Another tool I’ve found invaluable for understanding complexity in business-architecture, and the boundaries between what can and can’t be handled by IT, is Cynefin - see the Wikipedia summary at http://en.wikipedia.org/wiki/Cynefin , also Snowden, D & Boone, M “A Leader’s Framework for Decision Making” Harvard Business Review November 2007.

Enterprise architecture and the ’small countries’

Sunday, July 13th, 2008

Been thinking for quite a while now that there’s a significant difference in enterprise architecture styles between ‘big countries’ - particularly Britain and the US - and ’small countries’ (smaller population rather than smaller size) such as Australia, New Zealand, Canada, South Africa, Sweden, the Netherlands and so on. Following this post from John Gøtze - ‘Aligning the Ducks‘ - I’ll have to include Denmark in that list as well.

John’s post is an interview with Gary Doucet, Chief Architect for the Canadian Federal Government. (He was a keynote speaker at an Danish Government architecture conference in Århus in April - hence the Denmark connection.) What’s clear from the interview is that there in Canada the entire architecture process is business-driven - not IT-driven.
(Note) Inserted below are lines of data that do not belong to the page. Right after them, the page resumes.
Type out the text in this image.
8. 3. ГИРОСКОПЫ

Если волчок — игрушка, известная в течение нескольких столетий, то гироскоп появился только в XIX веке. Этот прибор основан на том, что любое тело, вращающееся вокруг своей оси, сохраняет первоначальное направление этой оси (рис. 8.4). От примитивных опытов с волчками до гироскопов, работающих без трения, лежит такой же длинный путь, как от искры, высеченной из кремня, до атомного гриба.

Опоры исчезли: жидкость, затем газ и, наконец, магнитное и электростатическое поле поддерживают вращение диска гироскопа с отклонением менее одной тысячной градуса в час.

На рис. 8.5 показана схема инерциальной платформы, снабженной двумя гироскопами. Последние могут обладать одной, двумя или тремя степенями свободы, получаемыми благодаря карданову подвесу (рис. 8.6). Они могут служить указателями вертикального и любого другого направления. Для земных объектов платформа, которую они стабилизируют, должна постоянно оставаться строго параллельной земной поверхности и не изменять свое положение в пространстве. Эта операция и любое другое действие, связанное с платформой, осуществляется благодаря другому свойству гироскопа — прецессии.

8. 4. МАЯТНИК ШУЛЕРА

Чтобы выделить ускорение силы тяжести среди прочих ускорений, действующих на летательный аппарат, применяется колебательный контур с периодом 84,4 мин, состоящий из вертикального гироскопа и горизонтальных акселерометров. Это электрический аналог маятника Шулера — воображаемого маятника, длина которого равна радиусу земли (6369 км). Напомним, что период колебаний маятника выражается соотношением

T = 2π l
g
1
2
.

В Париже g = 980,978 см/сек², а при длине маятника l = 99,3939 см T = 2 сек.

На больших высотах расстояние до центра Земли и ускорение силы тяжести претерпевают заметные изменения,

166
In fact there were only passing references to IT and CIOs and the rest of the IT-centric stuff: instead, the emphasis was on business-centric themes such as their Business Transformation Enablement Program and Municipal Services Reference Model.

That’s the big difference: the ‘big countries’ EA is still clinging (with increasing desperation?) to the IT-centric view, whereas the ’small countries’ EAs have long since recognised that it’s a dead-end, and that we must wrest control of EA from IT if we’re going to get anywhere worth while.

Yet another reason why it’s so damn frustrating being here in Britain: it should be a powerhouse in EA, and yet by comparison with Australia it feels like a stagnant backwater. But I’s here for the while, so just have to get on with what I have and where I am, I guess. Hey ho.

But go look at John’s interview with Gary Doucet: a solid sense of realism there, rather than the usual US/GB IT-centric hype. Recommended.